Wśród używanych zapachów wymienić można, za autorem artykułu, następujące: - Drzewo pomarańczowe - zapach pomarańczy działa uspokajająco, redukuje napięcia nerwowe, nadpobudliwość, pomaga myśleć pozytywnie, - Cynamon - działa pobudzająco, rozgrzewająco, - Drzewo różane - działa regenerująco przy bólach głowy, mdłościach, zmęczeniu psychicznym i fizycznym, - Drzewo cedrowe - działa pobudzająco i tonizująco na organizm, redukuje stresy i napięcia, - Cytryna - działa orzeźwiająco, rozjaśnia umysł i wzmaga koncentrację, sprawia uczucie odświeżenia, stymuluje do pracy, - Sosna - działa oczyszczająco, pobudza umysł do działania, ma również właściwości relaksujące i rozpogadzające, - Drzewo herbaciane, - Lawenda - to ukojenie i relaks, - Wanilia - pobudza łaknienie, - Czekolada - podobnie jak wanilia, pobudza łaknienie, - Mięta - daje uczucie pobudzenia, chłodu, odświeżenia a także bazylia, sandał, mandarynka, koper włoski, jałowiec, szałwia, tymianek,grejpfrut, anyż, melisa, rozmaryn, eukaliptus i na tym oferta się nie kończy... (Źródło: http://www.klinika-poznan.pl/index.php?option=site&id=3&sid=219).

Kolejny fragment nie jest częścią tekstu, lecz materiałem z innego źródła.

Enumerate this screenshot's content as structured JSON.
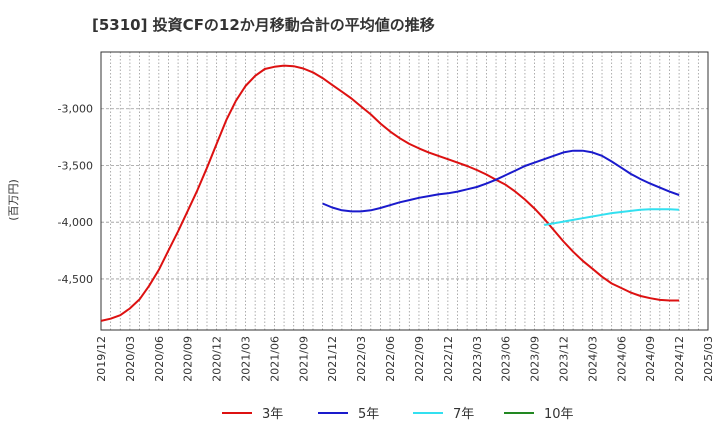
{
  "chart_data": {
    "type": "line",
    "title": "[5310]  投資CFの12か月移動合計の平均値の推移",
    "ylabel": "(百万円)",
    "xlabel": "",
    "ylim": [
      -4950,
      -2500
    ],
    "yticks": [
      -3000,
      -3500,
      -4000,
      -4500
    ],
    "ytick_labels": [
      "-3,000",
      "-3,500",
      "-4,000",
      "-4,500"
    ],
    "xlim": [
      "2019-12",
      "2025-03"
    ],
    "xtick_labels": [
      "2019/12",
      "2020/03",
      "2020/06",
      "2020/09",
      "2020/12",
      "2021/03",
      "2021/06",
      "2021/09",
      "2021/12",
      "2022/03",
      "2022/06",
      "2022/09",
      "2022/12",
      "2023/03",
      "2023/06",
      "2023/09",
      "2023/12",
      "2024/03",
      "2024/06",
      "2024/09",
      "2024/12",
      "2025/03"
    ],
    "grid": true,
    "legend": "bottom",
    "series": [
      {
        "name": "3年",
        "color": "#dd1111",
        "points": [
          [
            "2019-12",
            -4870
          ],
          [
            "2020-01",
            -4850
          ],
          [
            "2020-02",
            -4820
          ],
          [
            "2020-03",
            -4760
          ],
          [
            "2020-04",
            -4680
          ],
          [
            "2020-05",
            -4560
          ],
          [
            "2020-06",
            -4420
          ],
          [
            "2020-07",
            -4250
          ],
          [
            "2020-08",
            -4080
          ],
          [
            "2020-09",
            -3900
          ],
          [
            "2020-10",
            -3720
          ],
          [
            "2020-11",
            -3520
          ],
          [
            "2020-12",
            -3310
          ],
          [
            "2020-13",
            -3100
          ],
          [
            "2021-02",
            -2930
          ],
          [
            "2021-03",
            -2800
          ],
          [
            "2021-04",
            -2710
          ],
          [
            "2021-05",
            -2650
          ],
          [
            "2021-06",
            -2630
          ],
          [
            "2021-07",
            -2620
          ],
          [
            "2021-08",
            -2625
          ],
          [
            "2021-09",
            -2645
          ],
          [
            "2021-10",
            -2680
          ],
          [
            "2021-11",
            -2730
          ],
          [
            "2021-12",
            -2790
          ],
          [
            "2022-01",
            -2850
          ],
          [
            "2022-02",
            -2910
          ],
          [
            "2022-03",
            -2980
          ],
          [
            "2022-04",
            -3050
          ],
          [
            "2022-05",
            -3130
          ],
          [
            "2022-06",
            -3200
          ],
          [
            "2022-07",
            -3260
          ],
          [
            "2022-08",
            -3310
          ],
          [
            "2022-09",
            -3350
          ],
          [
            "2022-10",
            -3385
          ],
          [
            "2022-11",
            -3415
          ],
          [
            "2022-12",
            -3445
          ],
          [
            "2023-01",
            -3475
          ],
          [
            "2023-02",
            -3505
          ],
          [
            "2023-03",
            -3540
          ],
          [
            "2023-04",
            -3580
          ],
          [
            "2023-05",
            -3625
          ],
          [
            "2023-06",
            -3670
          ],
          [
            "2023-07",
            -3730
          ],
          [
            "2023-08",
            -3800
          ],
          [
            "2023-09",
            -3880
          ],
          [
            "2023-10",
            -3970
          ],
          [
            "2023-11",
            -4070
          ],
          [
            "2023-12",
            -4170
          ],
          [
            "2024-01",
            -4260
          ],
          [
            "2024-02",
            -4340
          ],
          [
            "2024-03",
            -4410
          ],
          [
            "2024-04",
            -4480
          ],
          [
            "2024-05",
            -4540
          ],
          [
            "2024-06",
            -4580
          ],
          [
            "2024-07",
            -4620
          ],
          [
            "2024-08",
            -4650
          ],
          [
            "2024-09",
            -4670
          ],
          [
            "2024-10",
            -4685
          ],
          [
            "2024-11",
            -4690
          ],
          [
            "2024-12",
            -4690
          ]
        ]
      },
      {
        "name": "5年",
        "color": "#1a1acc",
        "points": [
          [
            "2021-11",
            -3835
          ],
          [
            "2021-12",
            -3870
          ],
          [
            "2022-01",
            -3895
          ],
          [
            "2022-02",
            -3905
          ],
          [
            "2022-03",
            -3905
          ],
          [
            "2022-04",
            -3895
          ],
          [
            "2022-05",
            -3875
          ],
          [
            "2022-06",
            -3850
          ],
          [
            "2022-07",
            -3825
          ],
          [
            "2022-08",
            -3805
          ],
          [
            "2022-09",
            -3785
          ],
          [
            "2022-10",
            -3770
          ],
          [
            "2022-11",
            -3755
          ],
          [
            "2022-12",
            -3745
          ],
          [
            "2023-01",
            -3730
          ],
          [
            "2023-02",
            -3710
          ],
          [
            "2023-03",
            -3690
          ],
          [
            "2023-04",
            -3660
          ],
          [
            "2023-05",
            -3625
          ],
          [
            "2023-06",
            -3585
          ],
          [
            "2023-07",
            -3545
          ],
          [
            "2023-08",
            -3505
          ],
          [
            "2023-09",
            -3475
          ],
          [
            "2023-10",
            -3445
          ],
          [
            "2023-11",
            -3415
          ],
          [
            "2023-12",
            -3385
          ],
          [
            "2024-01",
            -3370
          ],
          [
            "2024-02",
            -3370
          ],
          [
            "2024-03",
            -3385
          ],
          [
            "2024-04",
            -3415
          ],
          [
            "2024-05",
            -3465
          ],
          [
            "2024-06",
            -3520
          ],
          [
            "2024-07",
            -3575
          ],
          [
            "2024-08",
            -3620
          ],
          [
            "2024-09",
            -3660
          ],
          [
            "2024-10",
            -3695
          ],
          [
            "2024-11",
            -3730
          ],
          [
            "2024-12",
            -3760
          ]
        ]
      },
      {
        "name": "7年",
        "color": "#33e0f0",
        "points": [
          [
            "2023-10",
            -4025
          ],
          [
            "2023-11",
            -4010
          ],
          [
            "2023-12",
            -3995
          ],
          [
            "2024-01",
            -3980
          ],
          [
            "2024-02",
            -3965
          ],
          [
            "2024-03",
            -3950
          ],
          [
            "2024-04",
            -3935
          ],
          [
            "2024-05",
            -3920
          ],
          [
            "2024-06",
            -3910
          ],
          [
            "2024-07",
            -3900
          ],
          [
            "2024-08",
            -3890
          ],
          [
            "2024-09",
            -3885
          ],
          [
            "2024-10",
            -3885
          ],
          [
            "2024-11",
            -3885
          ],
          [
            "2024-12",
            -3890
          ]
        ]
      },
      {
        "name": "10年",
        "color": "#228822",
        "points": []
      }
    ]
  }
}
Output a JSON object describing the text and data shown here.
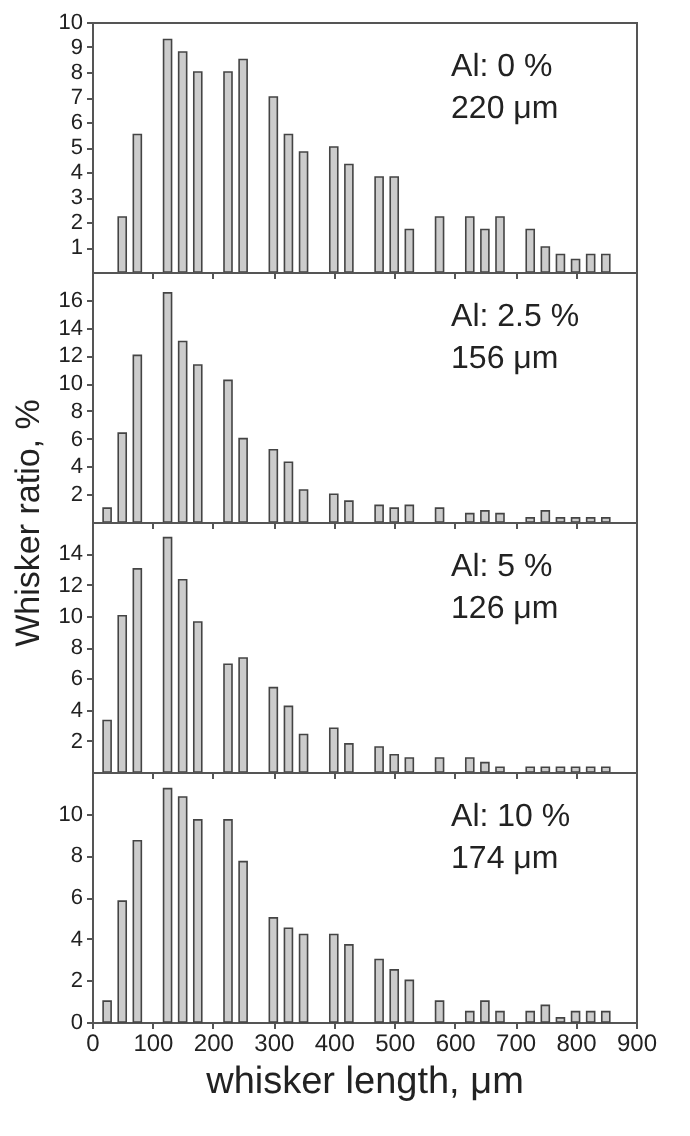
{
  "chart_data": [
    {
      "type": "bar",
      "x": [
        50,
        75,
        125,
        150,
        175,
        225,
        250,
        300,
        325,
        350,
        400,
        425,
        475,
        500,
        525,
        575,
        625,
        650,
        675,
        725,
        750,
        775,
        800,
        825,
        850
      ],
      "values": [
        2.2,
        5.5,
        9.3,
        8.8,
        8.0,
        8.0,
        8.5,
        7.0,
        5.5,
        4.8,
        5.0,
        4.3,
        3.8,
        3.8,
        1.7,
        2.2,
        2.2,
        1.7,
        2.2,
        1.7,
        1.0,
        0.7,
        0.5,
        0.7,
        0.7
      ],
      "color": "#cccccc",
      "xlim": [
        0,
        900
      ],
      "xticks": [
        0,
        100,
        200,
        300,
        400,
        500,
        600,
        700,
        800,
        900
      ],
      "ylim": [
        0,
        10
      ],
      "yticks": [
        1,
        2,
        3,
        4,
        5,
        6,
        7,
        8,
        9,
        10
      ],
      "tick_labels": "y",
      "annotations": [
        "Al: 0 %",
        "220 μm"
      ]
    },
    {
      "type": "bar",
      "x": [
        25,
        50,
        75,
        125,
        150,
        175,
        225,
        250,
        300,
        325,
        350,
        400,
        425,
        475,
        500,
        525,
        575,
        625,
        650,
        675,
        725,
        750,
        775,
        800,
        825,
        850
      ],
      "values": [
        1.0,
        6.4,
        12.0,
        16.5,
        13.0,
        11.3,
        10.2,
        6.0,
        5.2,
        4.3,
        2.3,
        2.0,
        1.5,
        1.2,
        1.0,
        1.2,
        1.0,
        0.6,
        0.8,
        0.6,
        0.3,
        0.8,
        0.3,
        0.3,
        0.3,
        0.3
      ],
      "color": "#cccccc",
      "xlim": [
        0,
        900
      ],
      "xticks": [
        0,
        100,
        200,
        300,
        400,
        500,
        600,
        700,
        800,
        900
      ],
      "ylim": [
        0,
        18
      ],
      "yticks": [
        2,
        4,
        6,
        8,
        10,
        12,
        14,
        16
      ],
      "ylabel": "Whisker ratio, %",
      "tick_labels": "y",
      "annotations": [
        "Al: 2.5 %",
        "156 μm"
      ]
    },
    {
      "type": "bar",
      "x": [
        25,
        50,
        75,
        125,
        150,
        175,
        225,
        250,
        300,
        325,
        350,
        400,
        425,
        475,
        500,
        525,
        575,
        625,
        650,
        675,
        725,
        750,
        775,
        800,
        825,
        850
      ],
      "values": [
        3.3,
        10.0,
        13.0,
        15.0,
        12.3,
        9.6,
        6.9,
        7.3,
        5.4,
        4.2,
        2.4,
        2.8,
        1.8,
        1.6,
        1.1,
        0.9,
        0.9,
        0.9,
        0.6,
        0.3,
        0.3,
        0.3,
        0.3,
        0.3,
        0.3,
        0.3
      ],
      "color": "#cccccc",
      "xlim": [
        0,
        900
      ],
      "xticks": [
        0,
        100,
        200,
        300,
        400,
        500,
        600,
        700,
        800,
        900
      ],
      "ylim": [
        0,
        16
      ],
      "yticks": [
        2,
        4,
        6,
        8,
        10,
        12,
        14
      ],
      "tick_labels": "y",
      "annotations": [
        "Al: 5 %",
        "126 μm"
      ]
    },
    {
      "type": "bar",
      "x": [
        25,
        50,
        75,
        125,
        150,
        175,
        225,
        250,
        300,
        325,
        350,
        400,
        425,
        475,
        500,
        525,
        575,
        625,
        650,
        675,
        725,
        750,
        775,
        800,
        825,
        850
      ],
      "values": [
        1.0,
        5.8,
        8.7,
        11.2,
        10.8,
        9.7,
        9.7,
        7.7,
        5.0,
        4.5,
        4.2,
        4.2,
        3.7,
        3.0,
        2.5,
        2.0,
        1.0,
        0.5,
        1.0,
        0.5,
        0.5,
        0.8,
        0.2,
        0.5,
        0.5,
        0.5
      ],
      "color": "#cccccc",
      "xlim": [
        0,
        900
      ],
      "xticks": [
        0,
        100,
        200,
        300,
        400,
        500,
        600,
        700,
        800,
        900
      ],
      "ylim": [
        0,
        12
      ],
      "yticks": [
        0,
        2,
        4,
        6,
        8,
        10
      ],
      "xlabel": "whisker length,  μm",
      "annotations": [
        "Al: 10 %",
        "174 μm"
      ]
    }
  ]
}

Audiomarketing to zarządzanie dźwiękiem i przestrzenią w celu wywołania pozytywnych odczuć u klienta. Większość bodźców odbiera się wzrokiem, jednak zapachy w przeważającej części wpływają na emocje a te (czy tego chcemy czy nie) na decyzje zakupowe. Audiomarketing jest niedocenianym uzupełnieniem. Często nie zdajemy sobie sprawy, że coś przygrywa w tle a cisza byłaby dla nas dziwna. Dźwięki są wszędzie, zarówno przyjemne jak i drażniące ludzkie ucho. Co ciekawe, większość ludzi podczas zakupów słucha muzyki innej niż ulubiona a sporo osób kieruje się dynamiką dźwięku (co pobudza do określonych działań). Znany (i dyskusyjny) jest tzw. efekt Mozarta i generalnie wpływ muzyki klasycznej na relaks i proces uczenia się.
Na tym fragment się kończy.